Süreç odaklı işler sarnıcın geçitlerinde devam ediyor. Bunlar arasında sanatçının “Hydromancies” serisinden, yarı saydam kâğıt üzerine su, pigment ve ateşin etkileşimiyle yarattığı narin çizimlerden oluşan yeni üretimler yer alıyor. Bu çizimler, hem gökyüzü haritalarını hem de el falı motiflerini çağrıştırıyor; hamam kültürüne ve hamamın banisi Barbaros Hayreddin Paşa’ya uzanan bilimsel ve mistik geleneklerle yankılanıyor. Minchin, kehanet amacıyla erimiş metallerle uygulanan kadim bir yöntem olan molybdomancy (kurşun dökme) pratiğinden de ilham alıyor. Sanatçının İstanbul’da ürettiği yeni kalay yerleştirmeler, sarnıcın uhrevi atmosferinde akışarak danteli andıran yansıtıcı formlara dönüşüyor. Kalaydan işlerin bazıları ise hamamın restorasyonuyla doğrudan diyaloğa giriyor, arkeolojik kazılarda gün yüzüne çıkarılan tarihi objelere gönderme yapıyor.
Sanatçı İstanbul’daki süreci boyunca şehrin adak ve dilek temelli inanç pratiklerinden de etkilendi. Yerel kiliselerden topladığı, bir zamanlar umutla yakılmış yarı yanmış mumlardan oluşturduğu yeni bir iş; kolektif özlem, hafıza ve spiritüel tortular için heykelsi bir taşıyıcıya dönüşüyor. “Where the River Burns”, ritüel, mimari ve malzemenin ısıyla dönüşümünü bir araya getiriyor. Minchin’in yerleştirmeleri kutsal ile gündelik, anıtsal ile mahrem olan arasında bir yerde konumlanıyor.

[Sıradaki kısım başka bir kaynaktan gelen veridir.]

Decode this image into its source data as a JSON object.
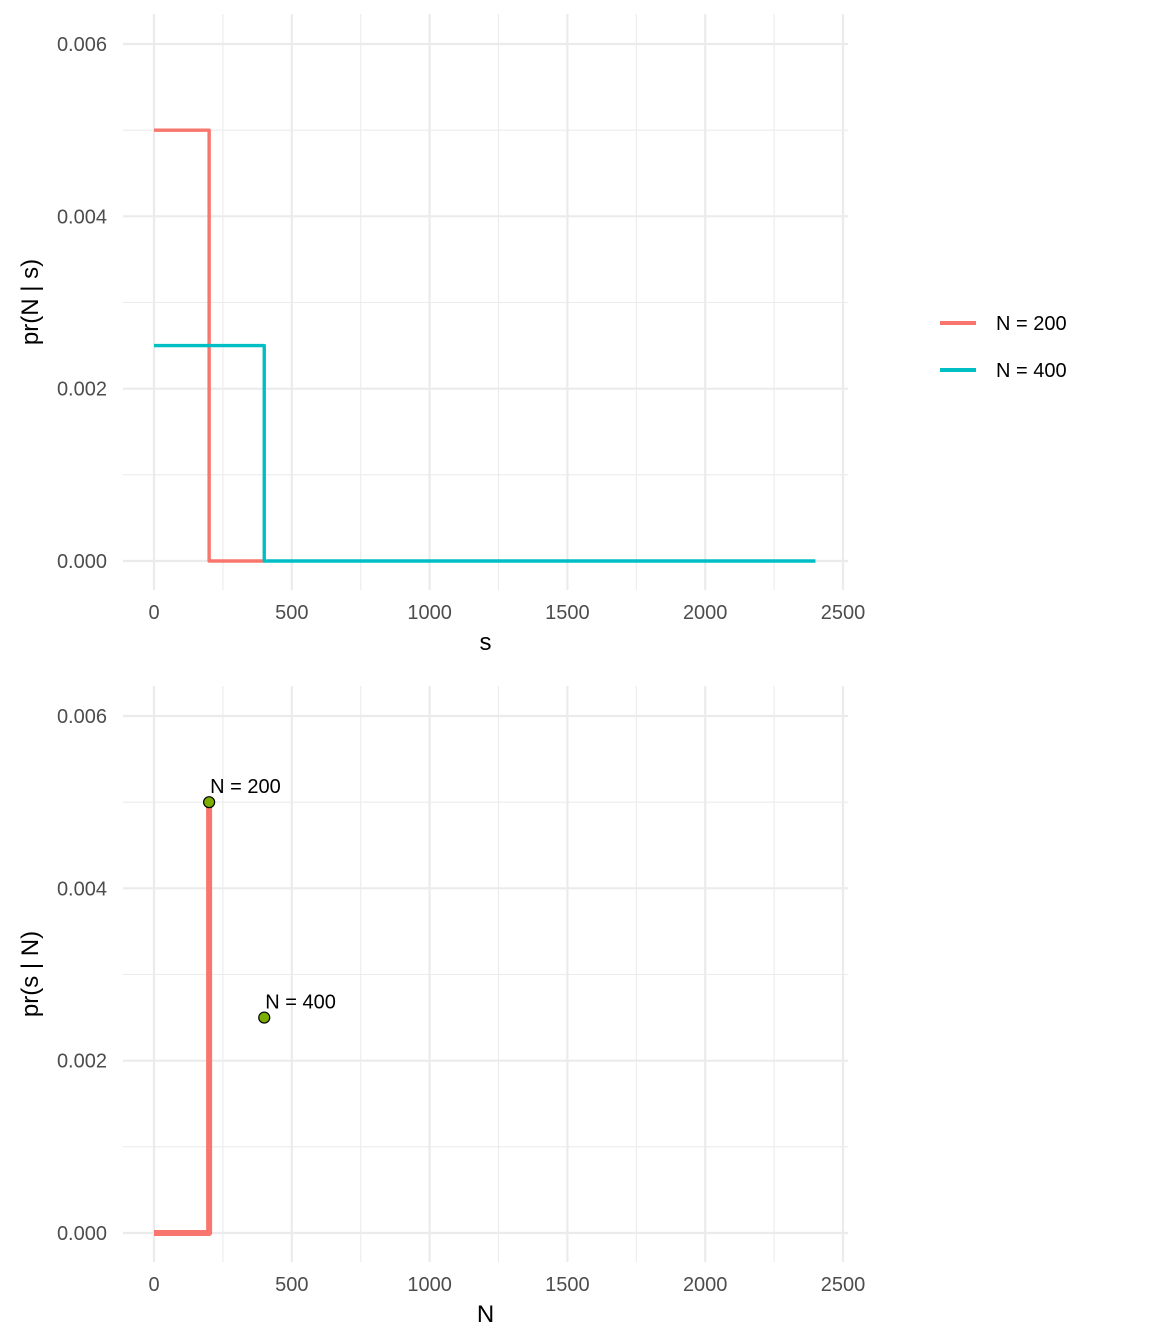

Hamamın Belleğinde Çağdaş Bir Yolculuk
Balmumu, kalay ve kâğıtla çalışırken bile Minchin; arzunun izlerini, bakımın kendine özgü hareketlerini ve adanmışlığın eylemlerini kaydediyor. Hamamı ise, maddenin metafora dönüştüğü ve ritüellerin alev alıp canlandığı bir mekâna çeviriyor. Minchin’in sergisi, Zeyrek Çinili Hamam’ın güncel sanat programı kapsamında gerçekleşen dördüncü proje ve 18 Ocak 2026’ya kadar görülebilir. Program, tarih boyunca toplumsal bir işlev üstlenen hamamların şifa, aidiyet ve bir araya gelme mekânı olma misyonunu; herkese açık, ücretsiz sergi ve etkinliklerle günümüzde yaşatmayı amaçlıyor.